ISC2, the non-profit cyber professional membership association, has joined the UK government’s recently launched Software Security Ambassador Scheme as an expert adviser.
Set up at the beginning of the year by the National Cyber Security Centre (NCSC) and the Department for Science, Innovation and Technology (DSIT), the scheme forms part of a wider £210m commitment by Westminster to remodel approaches to public sector cyber resilience from the ground up, acknowledging that previous approaches to the issue have basically gone nowhere and that previously set targets for resilience are unachievable.
It is designed to incentivise organisations to pay more attention to the security of software products, and supports the wider adoption of the Software Security Code of Practice, a set of voluntary principles defining what secure software looks like.
ISC2 joins a number of tech suppliers, including Cisco, Palo Alto Networks and Sage; consultancies and service providers including Accenture and NCC Group; and financial services firms including Lloyds Banking Group and Santander. Fellow cyber association ISACA is also involved.
“Promoting secure software practices that strengthen the resilience of systems underpinning the economy, public services and national infrastructure is central to ISC2’s mission,” said ISC2’s executive vice-president for advocacy and strategic engagement, Tara Wisniewski.

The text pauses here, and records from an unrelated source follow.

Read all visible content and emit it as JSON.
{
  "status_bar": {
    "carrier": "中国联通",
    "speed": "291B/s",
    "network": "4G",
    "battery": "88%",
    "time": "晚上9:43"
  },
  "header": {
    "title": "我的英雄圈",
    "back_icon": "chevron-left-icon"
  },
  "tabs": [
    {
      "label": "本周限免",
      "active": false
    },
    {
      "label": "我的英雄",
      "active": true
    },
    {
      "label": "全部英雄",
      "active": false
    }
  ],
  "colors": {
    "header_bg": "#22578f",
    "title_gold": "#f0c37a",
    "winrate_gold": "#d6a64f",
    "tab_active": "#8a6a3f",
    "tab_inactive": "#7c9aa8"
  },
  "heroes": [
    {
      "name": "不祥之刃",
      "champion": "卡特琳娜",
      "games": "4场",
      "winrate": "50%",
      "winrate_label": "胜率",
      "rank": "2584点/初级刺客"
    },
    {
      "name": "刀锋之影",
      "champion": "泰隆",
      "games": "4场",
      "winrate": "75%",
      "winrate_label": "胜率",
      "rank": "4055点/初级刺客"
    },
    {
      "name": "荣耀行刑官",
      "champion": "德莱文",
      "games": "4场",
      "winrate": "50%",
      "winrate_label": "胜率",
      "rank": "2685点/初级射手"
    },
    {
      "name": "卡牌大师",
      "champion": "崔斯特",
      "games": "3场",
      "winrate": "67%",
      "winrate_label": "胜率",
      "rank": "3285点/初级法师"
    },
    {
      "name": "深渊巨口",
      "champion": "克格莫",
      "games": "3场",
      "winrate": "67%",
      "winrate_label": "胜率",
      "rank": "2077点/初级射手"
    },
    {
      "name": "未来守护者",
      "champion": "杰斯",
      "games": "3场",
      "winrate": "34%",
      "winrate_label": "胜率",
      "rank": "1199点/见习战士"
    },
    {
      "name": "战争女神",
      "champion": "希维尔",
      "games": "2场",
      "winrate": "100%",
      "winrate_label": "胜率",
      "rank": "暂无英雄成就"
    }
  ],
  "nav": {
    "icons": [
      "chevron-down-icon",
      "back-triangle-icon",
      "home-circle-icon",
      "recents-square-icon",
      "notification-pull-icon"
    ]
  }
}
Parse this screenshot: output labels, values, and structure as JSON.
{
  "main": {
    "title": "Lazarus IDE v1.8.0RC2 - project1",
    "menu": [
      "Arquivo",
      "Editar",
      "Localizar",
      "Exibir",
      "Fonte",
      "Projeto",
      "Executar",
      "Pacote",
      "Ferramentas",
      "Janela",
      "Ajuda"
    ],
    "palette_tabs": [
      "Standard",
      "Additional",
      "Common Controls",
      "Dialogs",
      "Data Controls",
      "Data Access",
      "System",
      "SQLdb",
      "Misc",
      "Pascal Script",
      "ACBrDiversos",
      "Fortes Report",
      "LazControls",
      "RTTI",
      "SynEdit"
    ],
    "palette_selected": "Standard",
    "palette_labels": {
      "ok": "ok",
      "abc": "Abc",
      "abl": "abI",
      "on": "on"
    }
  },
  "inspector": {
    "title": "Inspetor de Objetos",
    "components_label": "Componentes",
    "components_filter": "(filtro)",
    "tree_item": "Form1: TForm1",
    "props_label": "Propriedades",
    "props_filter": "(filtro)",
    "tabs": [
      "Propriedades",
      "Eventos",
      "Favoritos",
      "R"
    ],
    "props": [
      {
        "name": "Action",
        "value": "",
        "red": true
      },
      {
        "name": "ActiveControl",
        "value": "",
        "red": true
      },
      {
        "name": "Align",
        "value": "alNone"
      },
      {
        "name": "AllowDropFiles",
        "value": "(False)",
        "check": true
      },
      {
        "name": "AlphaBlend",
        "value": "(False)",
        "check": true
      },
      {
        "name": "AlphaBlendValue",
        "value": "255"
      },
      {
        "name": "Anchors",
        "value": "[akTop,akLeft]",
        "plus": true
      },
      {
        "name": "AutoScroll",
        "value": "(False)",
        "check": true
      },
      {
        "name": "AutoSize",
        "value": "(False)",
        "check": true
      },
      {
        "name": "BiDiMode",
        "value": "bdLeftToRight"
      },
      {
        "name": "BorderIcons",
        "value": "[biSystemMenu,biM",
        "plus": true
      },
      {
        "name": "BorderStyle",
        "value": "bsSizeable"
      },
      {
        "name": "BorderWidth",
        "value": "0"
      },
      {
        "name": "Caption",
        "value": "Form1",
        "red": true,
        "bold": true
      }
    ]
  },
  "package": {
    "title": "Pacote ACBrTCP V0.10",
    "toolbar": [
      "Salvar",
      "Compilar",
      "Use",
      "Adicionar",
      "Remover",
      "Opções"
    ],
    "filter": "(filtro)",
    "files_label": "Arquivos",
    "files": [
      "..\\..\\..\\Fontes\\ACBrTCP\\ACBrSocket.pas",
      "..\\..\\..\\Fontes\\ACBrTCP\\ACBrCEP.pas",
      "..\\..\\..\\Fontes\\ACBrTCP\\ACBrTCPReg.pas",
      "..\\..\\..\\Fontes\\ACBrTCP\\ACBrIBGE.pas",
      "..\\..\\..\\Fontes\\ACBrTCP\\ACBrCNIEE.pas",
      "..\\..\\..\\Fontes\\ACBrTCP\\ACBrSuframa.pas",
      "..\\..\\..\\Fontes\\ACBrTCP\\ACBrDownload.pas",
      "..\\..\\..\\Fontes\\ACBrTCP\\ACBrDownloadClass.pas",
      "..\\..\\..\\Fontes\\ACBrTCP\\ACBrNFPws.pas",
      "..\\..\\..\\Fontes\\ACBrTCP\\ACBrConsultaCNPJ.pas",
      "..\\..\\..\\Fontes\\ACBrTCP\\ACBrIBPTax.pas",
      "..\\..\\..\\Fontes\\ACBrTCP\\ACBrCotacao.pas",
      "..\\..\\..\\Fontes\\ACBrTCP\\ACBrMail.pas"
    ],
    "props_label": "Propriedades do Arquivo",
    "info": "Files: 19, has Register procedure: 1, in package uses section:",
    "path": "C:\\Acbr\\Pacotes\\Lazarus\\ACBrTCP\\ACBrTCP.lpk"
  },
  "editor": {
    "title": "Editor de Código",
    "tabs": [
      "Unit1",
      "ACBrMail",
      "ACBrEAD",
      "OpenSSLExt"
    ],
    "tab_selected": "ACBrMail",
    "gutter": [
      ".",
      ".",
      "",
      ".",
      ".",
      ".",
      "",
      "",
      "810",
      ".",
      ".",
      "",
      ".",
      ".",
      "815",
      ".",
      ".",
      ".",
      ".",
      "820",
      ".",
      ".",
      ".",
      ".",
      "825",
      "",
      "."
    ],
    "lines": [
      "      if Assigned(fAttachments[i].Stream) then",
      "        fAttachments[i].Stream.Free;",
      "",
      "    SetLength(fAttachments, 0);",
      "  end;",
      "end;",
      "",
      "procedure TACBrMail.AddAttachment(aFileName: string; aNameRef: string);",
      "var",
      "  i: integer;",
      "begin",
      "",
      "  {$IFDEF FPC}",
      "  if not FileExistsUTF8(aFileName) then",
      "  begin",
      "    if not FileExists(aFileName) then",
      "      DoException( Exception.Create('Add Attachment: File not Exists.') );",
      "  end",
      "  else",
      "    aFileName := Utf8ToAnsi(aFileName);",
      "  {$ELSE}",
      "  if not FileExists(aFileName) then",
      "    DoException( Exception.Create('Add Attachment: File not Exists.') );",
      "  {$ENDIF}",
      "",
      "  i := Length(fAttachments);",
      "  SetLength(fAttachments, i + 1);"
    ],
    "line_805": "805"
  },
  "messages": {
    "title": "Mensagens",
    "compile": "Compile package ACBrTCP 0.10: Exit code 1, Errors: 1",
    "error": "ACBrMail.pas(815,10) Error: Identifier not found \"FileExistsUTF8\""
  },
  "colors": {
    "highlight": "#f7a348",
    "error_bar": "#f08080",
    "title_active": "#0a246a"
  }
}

“The code moves software security beyond narrow compliance and elevates it to a board-level resilience priority. As supply chain attacks continue to grow in scale and impact, a shared baseline is essential and through our global community and expertise, ISC2 is committed to helping professionals build the skills needed to put secure-by-design principles into practice,” she said.
Software vulns a huge barrier to resilience
A study of wider supply chain risks conducted last year by ISC2 found that a little over half of organisations worldwide reported that vulnerabilities in their software suppliers’ products represented the most disruptive cyber security threat to their overall supply chain.
And the World Economic Forum’s (WEF’s) Global Cybersecurity Outlook report, published on 12 January, revealed that third-party and supply chain vulnerabilities were seen as a huge barrier to building cyber resilience by C-suite executives.
A total of 65% of respondents to the WEF’s annual poll flagged such flaws as the greatest challenge their organisation faced on its pathway to resilience, compared to 54% at the beginning of 2025. This outpaced factors such as the evolving threat landscape and emerging AI technology, use of legacy IT systems, regulatory compliance and governance, and cyber skills shortages.
Pressed on the top supply chain cyber risks, respondents were most concerned about their ability to assure the integrity of software and other IT services, ahead of a lack of visibility into their supplier’s supply chains and overdependence on critical third-party suppliers.
The UK’s Code of Practice seeks to answer this challenge by establishing expectations and best practices for tech providers and any other organisations that either develop, sell or buy software products. It covers aspects such as secure design and development, the security of build environments, deployment and ongoing upkeep, and transparent communication with customers and users.
As part of its role as an ambassador, ISC2 will assist in developing and improving the Code of Practice, while championing it by embedding its guiding principles into its own cyber education and professional development services – the organisation boasts 10,000 UK members and associates.
It will also help to drive adoption of the Code of Practice through various awareness campaigns, incorporating it into its certifications, training and guidance, engaging with industry stakeholders and members to encourage implementation, and incorporating its provisions into its work with its own commercial suppliers.